Perplexity's Comet browser reviewed: screen-aware AI browsing is promising but slow
Jul 11, 2025
Key Points
- Perplexity's Comet browser reads screen content and auto-populates data across tabs, but page interaction is slow enough to undermine its core value proposition of collapsing multi-tab workflows.
- Comet requires explicit user prompts rather than proactive assistance, exposing a design tension in AI browsers between cluttering interfaces with low-signal suggestions or forcing constant user initiation.
- Headway's $200M ARR with 2x year-over-year growth despite free LLM alternatives suggests users value the art of good summarization over raw information, undercutting the premise that AI browsers solve information problems.
Summary
Perplexity's Comet browser is a screen-aware AI interface that reads and sometimes interacts with content visible on your screen. The core value proposition is collapsing multi-tab workflows. Users can ask Comet to extract data from a Google Sheet and have it auto-populate related information without manual copying into a separate chat window. Search queries through Perplexity's engine run quickly, but page interaction is slow enough to limit the product's usefulness.
Comet differs from Cluey, which handles video calls and audio input with proactive assistance. Comet requires explicit prompts and doesn't volunteer help unprompted. This reflects a broader design tension in AI-augmented browsers. Should the product push summaries and context proactively, like Chrome's auto-translation or Wall Street Journal's built-in article summaries? Or should it wait for user requests? Proactive features risk cluttering interfaces with low-signal AI suggestions. Pull-based interaction requires constant user initiation.
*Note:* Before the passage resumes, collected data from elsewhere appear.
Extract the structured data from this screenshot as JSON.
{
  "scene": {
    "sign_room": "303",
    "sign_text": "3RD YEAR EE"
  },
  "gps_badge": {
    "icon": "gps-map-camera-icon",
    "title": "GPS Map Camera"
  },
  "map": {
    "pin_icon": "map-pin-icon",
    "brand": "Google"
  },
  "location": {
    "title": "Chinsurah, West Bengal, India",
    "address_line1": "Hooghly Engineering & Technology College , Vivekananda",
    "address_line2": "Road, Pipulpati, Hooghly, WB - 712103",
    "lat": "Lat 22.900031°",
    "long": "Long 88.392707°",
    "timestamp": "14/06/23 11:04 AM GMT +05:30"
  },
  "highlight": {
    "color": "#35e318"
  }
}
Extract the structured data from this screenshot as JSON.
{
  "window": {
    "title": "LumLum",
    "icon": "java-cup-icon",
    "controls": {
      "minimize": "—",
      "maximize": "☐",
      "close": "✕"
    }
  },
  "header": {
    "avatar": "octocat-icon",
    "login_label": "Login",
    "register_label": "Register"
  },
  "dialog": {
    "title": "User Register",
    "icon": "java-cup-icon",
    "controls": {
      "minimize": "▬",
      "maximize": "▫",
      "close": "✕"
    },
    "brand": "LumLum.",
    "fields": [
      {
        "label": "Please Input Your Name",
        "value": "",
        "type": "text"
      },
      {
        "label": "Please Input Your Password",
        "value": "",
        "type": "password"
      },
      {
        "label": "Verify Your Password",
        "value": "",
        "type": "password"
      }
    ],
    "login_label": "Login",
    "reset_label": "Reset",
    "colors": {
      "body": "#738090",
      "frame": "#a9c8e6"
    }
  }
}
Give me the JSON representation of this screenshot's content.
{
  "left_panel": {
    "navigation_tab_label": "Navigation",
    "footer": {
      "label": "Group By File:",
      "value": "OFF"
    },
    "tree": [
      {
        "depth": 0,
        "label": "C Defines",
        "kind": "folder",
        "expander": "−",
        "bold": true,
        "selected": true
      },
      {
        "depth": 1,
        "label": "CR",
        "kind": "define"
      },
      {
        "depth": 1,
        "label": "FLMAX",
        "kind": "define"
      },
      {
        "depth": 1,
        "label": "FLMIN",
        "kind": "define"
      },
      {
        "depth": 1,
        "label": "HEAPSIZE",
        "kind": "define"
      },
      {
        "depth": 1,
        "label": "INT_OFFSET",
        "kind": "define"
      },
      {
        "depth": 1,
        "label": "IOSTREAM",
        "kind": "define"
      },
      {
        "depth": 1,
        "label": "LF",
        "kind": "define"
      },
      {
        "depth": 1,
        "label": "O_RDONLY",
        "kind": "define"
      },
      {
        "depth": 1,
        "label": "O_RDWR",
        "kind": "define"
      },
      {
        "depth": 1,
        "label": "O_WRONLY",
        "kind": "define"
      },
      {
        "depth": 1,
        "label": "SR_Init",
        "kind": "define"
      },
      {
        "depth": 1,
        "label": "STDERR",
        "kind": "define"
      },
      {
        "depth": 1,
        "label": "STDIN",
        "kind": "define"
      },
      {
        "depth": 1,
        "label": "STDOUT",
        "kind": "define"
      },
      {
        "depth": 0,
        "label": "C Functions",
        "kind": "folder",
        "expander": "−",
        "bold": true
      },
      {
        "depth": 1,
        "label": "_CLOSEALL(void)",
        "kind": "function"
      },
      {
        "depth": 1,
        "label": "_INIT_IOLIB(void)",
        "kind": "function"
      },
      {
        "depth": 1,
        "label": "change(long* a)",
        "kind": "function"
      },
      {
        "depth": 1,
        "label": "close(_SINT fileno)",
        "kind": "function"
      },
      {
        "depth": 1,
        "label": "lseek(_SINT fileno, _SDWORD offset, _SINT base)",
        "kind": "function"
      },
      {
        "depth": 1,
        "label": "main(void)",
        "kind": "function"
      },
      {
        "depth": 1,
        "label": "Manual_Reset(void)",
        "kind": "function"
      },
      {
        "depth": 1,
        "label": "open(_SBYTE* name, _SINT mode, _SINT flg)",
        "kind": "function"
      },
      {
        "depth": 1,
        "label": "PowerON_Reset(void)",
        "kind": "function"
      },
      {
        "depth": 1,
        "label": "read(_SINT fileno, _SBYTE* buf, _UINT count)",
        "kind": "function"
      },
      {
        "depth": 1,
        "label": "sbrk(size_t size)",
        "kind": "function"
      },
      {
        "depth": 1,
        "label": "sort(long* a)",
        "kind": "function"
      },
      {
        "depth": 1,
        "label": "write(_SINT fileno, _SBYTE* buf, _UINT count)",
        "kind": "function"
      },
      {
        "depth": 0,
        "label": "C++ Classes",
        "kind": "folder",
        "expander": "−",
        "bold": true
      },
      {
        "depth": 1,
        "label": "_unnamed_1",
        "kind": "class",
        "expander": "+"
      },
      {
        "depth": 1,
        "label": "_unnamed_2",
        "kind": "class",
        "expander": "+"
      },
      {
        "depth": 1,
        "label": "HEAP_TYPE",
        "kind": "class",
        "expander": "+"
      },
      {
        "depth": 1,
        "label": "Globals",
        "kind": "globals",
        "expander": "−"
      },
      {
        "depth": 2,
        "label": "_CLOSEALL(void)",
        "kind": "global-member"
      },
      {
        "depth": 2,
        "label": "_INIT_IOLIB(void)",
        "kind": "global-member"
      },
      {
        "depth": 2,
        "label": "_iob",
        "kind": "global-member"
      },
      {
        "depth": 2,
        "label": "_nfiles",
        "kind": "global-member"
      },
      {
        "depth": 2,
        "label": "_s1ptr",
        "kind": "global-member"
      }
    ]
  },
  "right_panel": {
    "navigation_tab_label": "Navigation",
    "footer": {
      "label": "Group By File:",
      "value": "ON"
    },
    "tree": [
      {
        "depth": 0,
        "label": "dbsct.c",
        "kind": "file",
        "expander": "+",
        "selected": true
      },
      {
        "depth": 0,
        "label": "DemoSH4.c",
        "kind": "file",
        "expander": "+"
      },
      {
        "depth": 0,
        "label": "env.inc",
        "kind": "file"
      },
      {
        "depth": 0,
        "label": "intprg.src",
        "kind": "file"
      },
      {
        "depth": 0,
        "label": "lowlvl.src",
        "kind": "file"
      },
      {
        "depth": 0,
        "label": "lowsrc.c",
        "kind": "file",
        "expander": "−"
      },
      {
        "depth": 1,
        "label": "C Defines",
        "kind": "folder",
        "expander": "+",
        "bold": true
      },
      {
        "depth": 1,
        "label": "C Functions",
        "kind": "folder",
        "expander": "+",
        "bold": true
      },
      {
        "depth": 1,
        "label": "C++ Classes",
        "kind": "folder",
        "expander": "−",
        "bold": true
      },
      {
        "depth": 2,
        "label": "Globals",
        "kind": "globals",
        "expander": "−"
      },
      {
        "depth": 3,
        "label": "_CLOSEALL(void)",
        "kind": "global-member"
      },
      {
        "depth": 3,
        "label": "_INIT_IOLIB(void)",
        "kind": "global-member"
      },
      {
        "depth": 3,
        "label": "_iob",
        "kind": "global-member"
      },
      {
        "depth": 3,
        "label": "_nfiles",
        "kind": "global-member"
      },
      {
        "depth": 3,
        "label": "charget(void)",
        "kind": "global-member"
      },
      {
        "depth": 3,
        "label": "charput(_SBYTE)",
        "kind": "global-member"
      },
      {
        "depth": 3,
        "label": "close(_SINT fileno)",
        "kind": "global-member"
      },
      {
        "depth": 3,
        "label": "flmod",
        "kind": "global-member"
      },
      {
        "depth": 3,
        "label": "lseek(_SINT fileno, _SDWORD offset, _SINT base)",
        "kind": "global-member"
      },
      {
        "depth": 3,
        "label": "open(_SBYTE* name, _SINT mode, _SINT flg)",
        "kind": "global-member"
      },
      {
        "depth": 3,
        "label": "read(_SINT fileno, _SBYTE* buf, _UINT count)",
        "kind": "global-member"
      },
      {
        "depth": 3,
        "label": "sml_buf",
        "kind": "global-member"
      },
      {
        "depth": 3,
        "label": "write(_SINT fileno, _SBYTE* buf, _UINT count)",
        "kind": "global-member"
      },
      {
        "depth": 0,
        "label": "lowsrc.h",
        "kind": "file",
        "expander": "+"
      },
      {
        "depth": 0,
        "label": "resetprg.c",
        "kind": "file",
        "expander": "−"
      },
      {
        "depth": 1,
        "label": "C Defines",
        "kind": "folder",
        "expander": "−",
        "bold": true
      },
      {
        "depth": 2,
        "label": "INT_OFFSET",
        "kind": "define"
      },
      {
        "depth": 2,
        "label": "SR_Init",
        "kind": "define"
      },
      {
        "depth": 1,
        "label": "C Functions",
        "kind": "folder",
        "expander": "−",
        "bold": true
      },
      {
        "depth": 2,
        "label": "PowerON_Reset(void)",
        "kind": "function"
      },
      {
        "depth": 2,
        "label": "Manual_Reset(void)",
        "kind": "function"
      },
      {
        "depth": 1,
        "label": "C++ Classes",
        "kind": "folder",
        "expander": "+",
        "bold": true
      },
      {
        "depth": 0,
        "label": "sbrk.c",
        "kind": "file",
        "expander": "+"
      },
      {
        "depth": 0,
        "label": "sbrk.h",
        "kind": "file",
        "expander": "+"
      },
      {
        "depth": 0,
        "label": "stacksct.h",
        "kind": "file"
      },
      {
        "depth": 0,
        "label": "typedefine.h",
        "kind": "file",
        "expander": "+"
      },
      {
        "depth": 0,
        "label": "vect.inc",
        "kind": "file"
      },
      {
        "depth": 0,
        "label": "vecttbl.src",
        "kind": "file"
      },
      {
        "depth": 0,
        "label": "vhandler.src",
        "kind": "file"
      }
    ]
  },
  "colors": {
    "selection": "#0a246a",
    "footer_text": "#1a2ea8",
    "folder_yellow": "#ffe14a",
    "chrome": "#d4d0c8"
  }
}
Layering AI summaries and context may not actually save time. Reading a three-sentence summary takes 10 seconds but retains far less than spending five minutes on an article. The information advantage compounds with time spent. A biographer or David Senra's carefully crafted book summaries hit differently from LLM summaries, which generally score mid. Spending an hour with AI summaries doesn't compete with five hours of original reading.
This dynamic undercuts the premise that AI browsers solve information problems, but it doesn't kill the market. Headway, a book summary app, just hit $200M ARR growing 2x year-over-year with 30% net margins. That business should theoretically be crushed by free LLMs yet thrives. People want the art of good summarization and the feeling of learning as much as the information itself.